PDGFRA (Platelet-derived growth factor receptor alpha)
一行要約
PDGFRA は class III receptor tyrosine kinase で、PDGF をリガンドとして増殖・遊走・血管周皮細胞 / 線維芽細胞シグナルを駆動する。4q12 amplicon (KIT / KDR と隣接) の増幅や活性化変異 (GIST の D842V、神経膠腫の融合・変異) で oncogenic となる。肺癌では低頻度ながら扁平上皮癌等で増幅が報告され、腫瘍微小環境では stroma / CAF / 血管新生を介して進展と治療抵抗性に関与する。
主要エビデンス
- 肺扁平上皮癌の標的候補: 個別化治療の文脈で PDGFRA を含む RTK 増幅が LSCC の potential target として論じられる (Kim et al. LungCancer 2013)
- driver-other NSCLC の景観: MET 等とともに RTK 異常の一つとして PDGFRA が記述 (Wong et al. LungCancer 2021)

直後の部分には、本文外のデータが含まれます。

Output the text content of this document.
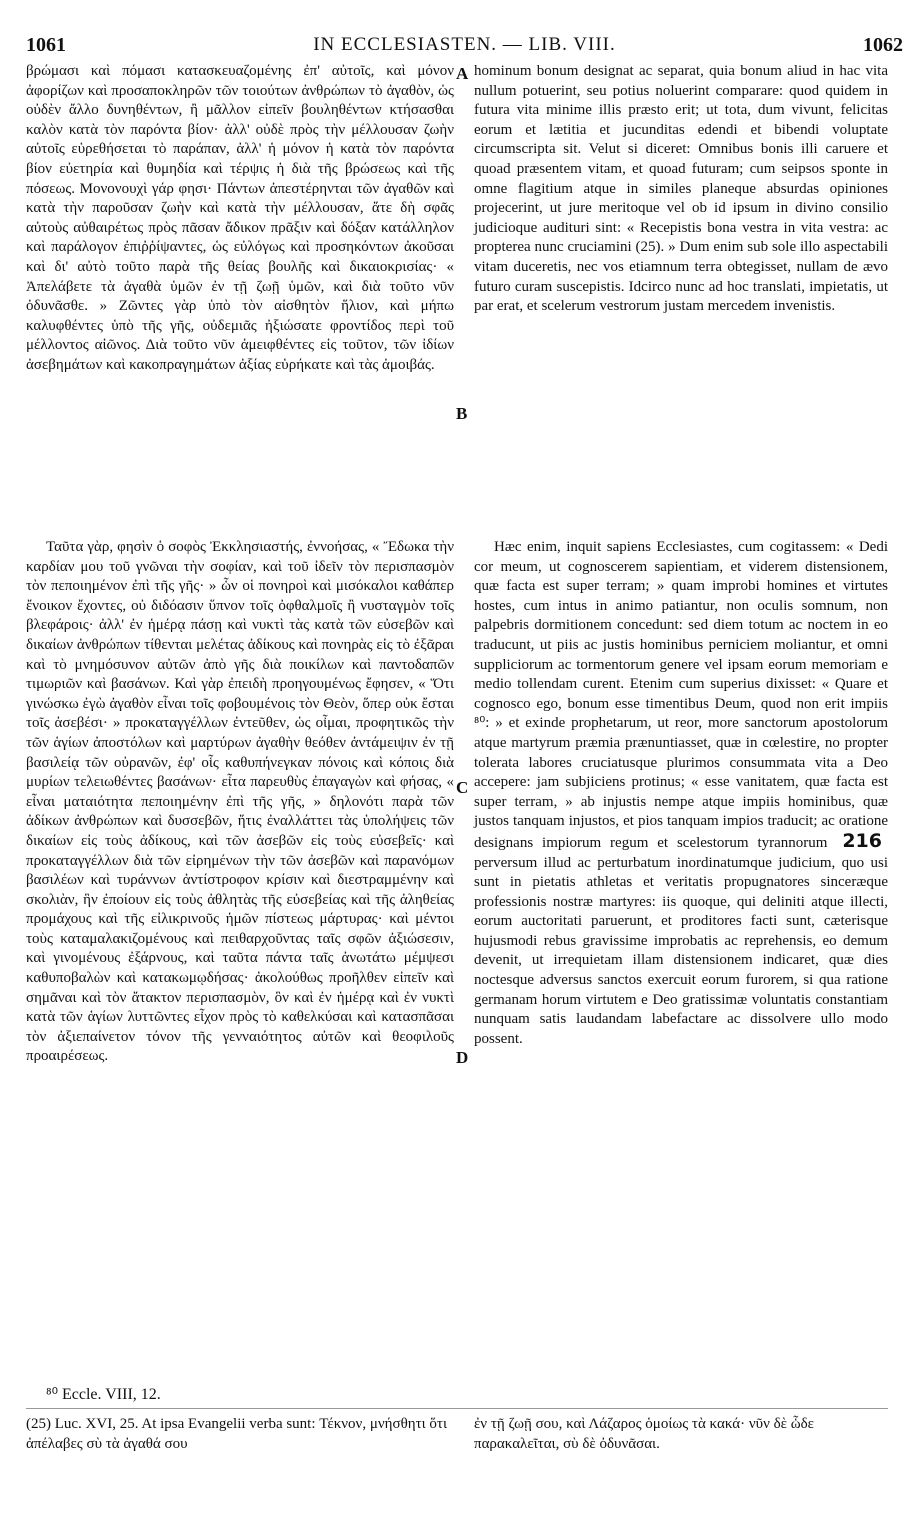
1061	IN ECCLESIASTEN. — LIB. VIII.	1062

βρώμασι καὶ πόμασι κατασκευαζομένης ἐπ' αὐτοῖς, καὶ μόνον ἀφορίζων καὶ προσαποκληρῶν τῶν τοιούτων ἀνθρώπων τὸ ἀγαθὸν, ὡς οὐδὲν ἄλλο δυνηθέντων, ἢ μᾶλλον εἰπεῖν βουληθέντων κτήσασθαι καλὸν κατὰ τὸν παρόντα βίον· ἀλλ' οὐδὲ πρὸς τὴν μέλλουσαν ζωὴν αὐτοῖς εὑρεθήσεται τὸ παράπαν, ἀλλ' ἡ μόνον ἡ κατὰ τὸν παρόντα βίον εὐετηρία καὶ θυμηδία καὶ τέρψις ἡ διὰ τῆς βρώσεως καὶ τῆς πόσεως. Μονονουχὶ γάρ φησι· Πάντων ἀπεστέρηνται τῶν ἀγαθῶν καὶ κατὰ τὴν παροῦσαν ζωὴν καὶ κατὰ τὴν μέλλουσαν, ἅτε δὴ σφᾶς αὐτοὺς αὐθαιρέτως πρὸς πᾶσαν ἄδικον πρᾶξιν καὶ δόξαν κατάλληλον καὶ παράλογον ἐπιῤῥίψαντες, ὡς εὐλόγως καὶ προσηκόντων ἀκοῦσαι καὶ δι' αὐτὸ τοῦτο παρὰ τῆς θείας βουλῆς καὶ δικαιοκρισίας· « Ἀπελάβετε τὰ ἀγαθὰ ὑμῶν ἐν τῇ ζωῇ ὑμῶν, καὶ διὰ τοῦτο νῦν ὀδυνᾶσθε. » Ζῶντες γὰρ ὑπὸ τὸν αἰσθητὸν ἥλιον, καὶ μήπω καλυφθέντες ὑπὸ τῆς γῆς, οὐδεμιᾶς ἠξιώσατε φροντίδος περὶ τοῦ μέλλοντος αἰῶνος. Διὰ τοῦτο νῦν ἀμειφθέντες εἰς τοῦτον, τῶν ἰδίων ἀσεβημάτων καὶ κακοπραγημάτων ἀξίας εὑρήκατε καὶ τὰς ἀμοιβάς.

hominum bonum designat ac separat, quia bonum aliud in hac vita nullum potuerint, seu potius noluerint comparare: quod quidem in futura vita minime illis præsto erit; ut tota, dum vivunt, felicitas eorum et lætitia et jucunditas edendi et bibendi voluptate circumscripta sit. Velut si diceret: Omnibus bonis illi caruere et quoad præsentem vitam, et quoad futuram; cum seipsos sponte in omne flagitium atque in similes planeque absurdas opiniones projecerint, ut jure meritoque vel ob id ipsum in divino consilio judicioque audituri sint: « Recepistis bona vestra in vita vestra: ac propterea nunc cruciamini (25). » Dum enim sub sole illo aspectabili vitam duceretis, nec vos etiamnum terra obtegisset, nullam de ævo futuro curam suscepistis. Idcirco nunc ad hoc translati, impietatis, ut par erat, et scelerum vestrorum justam mercedem invenistis.

A
B
C
D

Ταῦτα γὰρ, φησὶν ὁ σοφὸς Ἐκκλησιαστής, ἐννοήσας, « Ἔδωκα τὴν καρδίαν μου τοῦ γνῶναι τὴν σοφίαν, καὶ τοῦ ἰδεῖν τὸν περισπασμὸν τὸν πεποιημένον ἐπὶ τῆς γῆς· » ὧν οἱ πονηροὶ καὶ μισόκαλοι καθάπερ ἔνοικον ἔχοντες, οὐ διδόασιν ὕπνον τοῖς ὀφθαλμοῖς ἢ νυσταγμὸν τοῖς βλεφάροις· ἀλλ' ἐν ἡμέρᾳ πάσῃ καὶ νυκτὶ τὰς κατὰ τῶν εὐσεβῶν καὶ δικαίων ἀνθρώπων τίθενται μελέτας ἀδίκους καὶ πονηρὰς εἰς τὸ ἐξᾶραι καὶ τὸ μνημόσυνον αὐτῶν ἀπὸ γῆς διὰ ποικίλων καὶ παντοδαπῶν τιμωριῶν καὶ βασάνων. Καὶ γὰρ ἐπειδὴ προηγουμένως ἔφησεν, « Ὅτι γινώσκω ἐγὼ ἀγαθὸν εἶναι τοῖς φοβουμένοις τὸν Θεὸν, ὅπερ οὐκ ἔσται τοῖς ἀσεβέσι· » προκαταγγέλλων ἐντεῦθεν, ὡς οἶμαι, προφητικῶς τὴν τῶν ἁγίων ἀποστόλων καὶ μαρτύρων ἀγαθὴν θεόθεν ἀντάμειψιν ἐν τῇ βασιλείᾳ τῶν οὐρανῶν, ἐφ' οἷς καθυπήνεγκαν πόνοις καὶ κόποις διὰ μυρίων τελειωθέντες βασάνων· εἶτα παρευθὺς ἐπαγαγὼν καὶ φήσας, « εἶναι ματαιότητα πεποιημένην ἐπὶ τῆς γῆς, » δηλονότι παρὰ τῶν ἀδίκων ἀνθρώπων καὶ δυσσεβῶν, ἥτις ἐναλλάττει τὰς ὑπολήψεις τῶν δικαίων εἰς τοὺς ἀδίκους, καὶ τῶν ἀσεβῶν εἰς τοὺς εὐσεβεῖς· καὶ προκαταγγέλλων διὰ τῶν εἰρημένων τὴν τῶν ἀσεβῶν καὶ παρανόμων βασιλέων καὶ τυράννων ἀντίστροφον κρίσιν καὶ διεστραμμένην καὶ σκολιὰν, ἣν ἐποίουν εἰς τοὺς ἀθλητὰς τῆς εὐσεβείας καὶ τῆς ἀληθείας προμάχους καὶ τῆς εἰλικρινοῦς ἡμῶν πίστεως μάρτυρας· καὶ μέντοι τοὺς καταμαλακιζομένους καὶ πειθαρχοῦντας ταῖς σφῶν ἀξιώσεσιν, καὶ γινομένους ἐξάρνους, καὶ ταῦτα πάντα ταῖς ἀνωτάτω μέμψεσι καθυποβαλὼν καὶ κατακωμῳδήσας· ἀκολούθως προῆλθεν εἰπεῖν καὶ σημᾶναι καὶ τὸν ἄτακτον περισπασμὸν, ὃν καὶ ἐν ἡμέρᾳ καὶ ἐν νυκτὶ κατὰ τῶν ἁγίων λυττῶντες εἶχον πρὸς τὸ καθελκύσαι καὶ κατασπᾶσαι τὸν ἀξιεπαίνετον τόνον τῆς γενναιότητος αὐτῶν καὶ θεοφιλοῦς προαιρέσεως.

Hæc enim, inquit sapiens Ecclesiastes, cum cogitassem: « Dedi cor meum, ut cognoscerem sapientiam, et viderem distensionem, quæ facta est super terram; » quam improbi homines et virtutes hostes, cum intus in animo patiantur, non oculis somnum, non palpebris dormitionem concedunt: sed diem totum ac noctem in eo traducunt, ut piis ac justis hominibus perniciem moliantur, et omni suppliciorum ac tormentorum genere vel ipsam eorum memoriam e medio tollendam curent. Etenim cum superius dixisset: « Quare et cognosco ego, bonum esse timentibus Deum, quod non erit impiis ⁸⁰: » et exinde prophetarum, ut reor, more sanctorum apostolorum atque martyrum præmia prænuntiasset, quæ in cœlestire, no propter tolerata labores cruciatusque plurimos consummata vita a Deo accepere: jam subjiciens protinus; « esse vanitatem, quæ facta est super terram, » ab injustis nempe atque impiis hominibus, quæ justos tanquam injustos, et pios tanquam impios traducit; ac oratione designans impiorum regum et scelestorum tyrannorum 216 perversum illud ac perturbatum inordinatumque judicium, quo usi sunt in pietatis athletas et veritatis propugnatores sinceræque professionis nostræ martyres: iis quoque, qui deliniti atque illecti, eorum auctoritati paruerunt, et proditores facti sunt, cæterisque hujusmodi rebus gravissime improbatis ac reprehensis, eo demum devenit, ut irrequietam illam distensionem indicaret, quæ dies noctesque adversus sanctos exercuit eorum furorem, si qua ratione germanam horum virtutem e Deo gratissimæ voluntatis constantiam nunquam satis laudandam labefactare ac dissolvere ullo modo possent.

⁸⁰ Eccle. VIII, 12.
(25) Luc. XVI, 25. At ipsa Evangelii verba sunt: Τέκνον, μνήσθητι ὅτι ἀπέλαβες σὺ τὰ ἀγαθά σου
ἐν τῇ ζωῇ σου, καὶ Λάζαρος ὁμοίως τὰ κακά· νῦν δὲ ὧδε παρακαλεῖται, σὺ δὲ ὀδυνᾶσαι.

- EV / シグナル伝達の文脈: 腫瘍由来 EV を介した受容体型キナーゼシグナル伝播で PDGFRA が言及 (Pavlyukov et al. CancerCell 2018)
メカニズム
PDGFRA は 5 個の細胞外 Ig-like ドメイン、単一膜貫通領域、分割された細胞内チロシンキナーゼドメインを持つ。PDGF (AA / AB / BB / CC) 二量体の結合で受容体が二量体化し、活性化ループの自己リン酸化を経て PI3K-AKT、RAS-MAPK、PLCγ、STAT 経路を活性化する。oncogenic 化は (1) 4q12 増幅による過剰発現、(2) キナーゼドメイン活性化変異 (GIST の exon 18 D842V)、(3) 融合 (FIP1L1-PDGFRA など好酸球増多症候群) による ligand 非依存的活性化で起こる。腫瘍間質では PDGFRA+ 線維芽細胞 / 周皮細胞が血管新生・desmoplasia・薬剤到達性低下を介して治療抵抗性に寄与する。
臨床位置づけ
PDGFRA は GIST (imatinib 感受性変異と耐性の D842V → avapritinib) や FIP1L1-PDGFRA 陽性好酸球性疾患で確立した治療標的だが、肺癌では増幅頻度が低く単独の承認標的とはなっていない。NSCLC では multi-kinase TKI のオフターゲット作用や stroma 標的化の一環として関与し、PDGFRA 増幅 / 変異例は NGS で同定された場合に TKI 適用を個別検討する位置づけ。間質 PDGFR シグナルは抗血管新生 / 抗線維化戦略の標的としても探索される。